Every Spring, Kathleen Inman spreads 350 cubic yards of the compost as a mulch, 12 inches wide and 3 inches deep on to her Olivet Grange Vineyard. The mulch, to which she adds corn meal, adds nitrogen to her soil and acts as a natural herbicide reducing the need for other, all be it organic, treatments. It helps to encourage cover crop growth between the vine rows which makes the vines compete with other flora for nutrients and hence produce smaller, more flavoursome berries. Healthy micro-biological activity flourishes, making micro nutrients more available to plant roots; soil structure and water retention are improved and this reduces soil erosion and the need to irrigate quite so much.

In addition to Four Course Compost,  Kathleen adds worm casts which are rich in nitrogen, phosphorus and potassium. She also makes a “tea” from worm casts which is fed to the vines through the irrigation drips three times a year adding a diverse spectrum of beneficial micro-organisms that improve the health of the soil and the vines and aids the vines' natural resistance to diseases and pests.  In 2009 she spread wild flower seeds around the perimeter of the vineyard block to attract beneficial insects and built homes and resting places for owls to reduce the gopher population that attack the vines from beneath the soil.
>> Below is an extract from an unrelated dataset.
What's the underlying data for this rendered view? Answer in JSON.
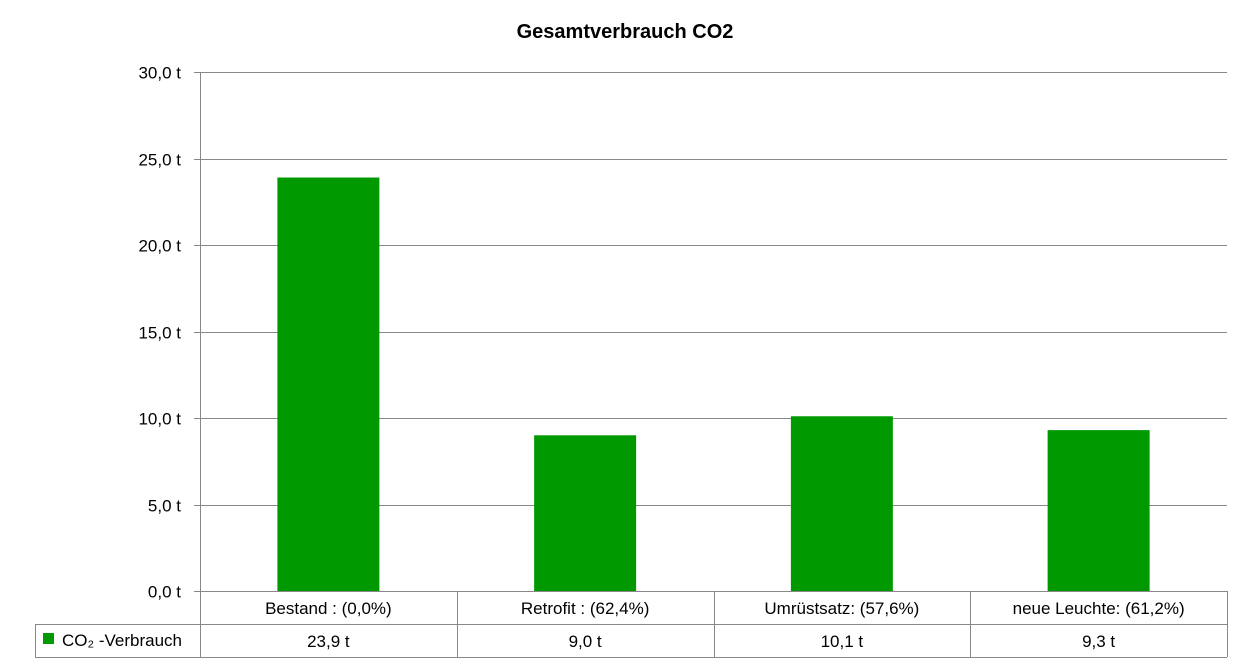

Only as a last resort are organic pesticides and fungicides used.  In 2005 she began to augment their organic viticulture with some biodynamic farming techniques using the lunar calendar to make decisions on pruning, thinning and harvesting.

The Inman Family are making a high quality product from the land which, in contrast to many other human activities, is not stripping the natural resources from our planet but actually putting them back with interest. As Kathleen Inman says of the Four Course Compost Programme, “it completes the loop, food goes from the farms to the restaurants' kitchens and from the kitchen the waste goes back to the vineyard that produces wine that goes back to the restaurant.” I would say that this is an extremely efficient use of resources.

When you buy a bottle of Inman Family Pinot Noir or Pinot Gris, you are buying a piece of your environment. Quality producers such as these are challenging and overhauling the exploitative methods of the past and, in their hands, the future looks effervescent.  One hopes that their lead is followed by the agricultural community as a whole.

Inman Family Wines can be purchased in the UK from Bibendum Wines Ltd.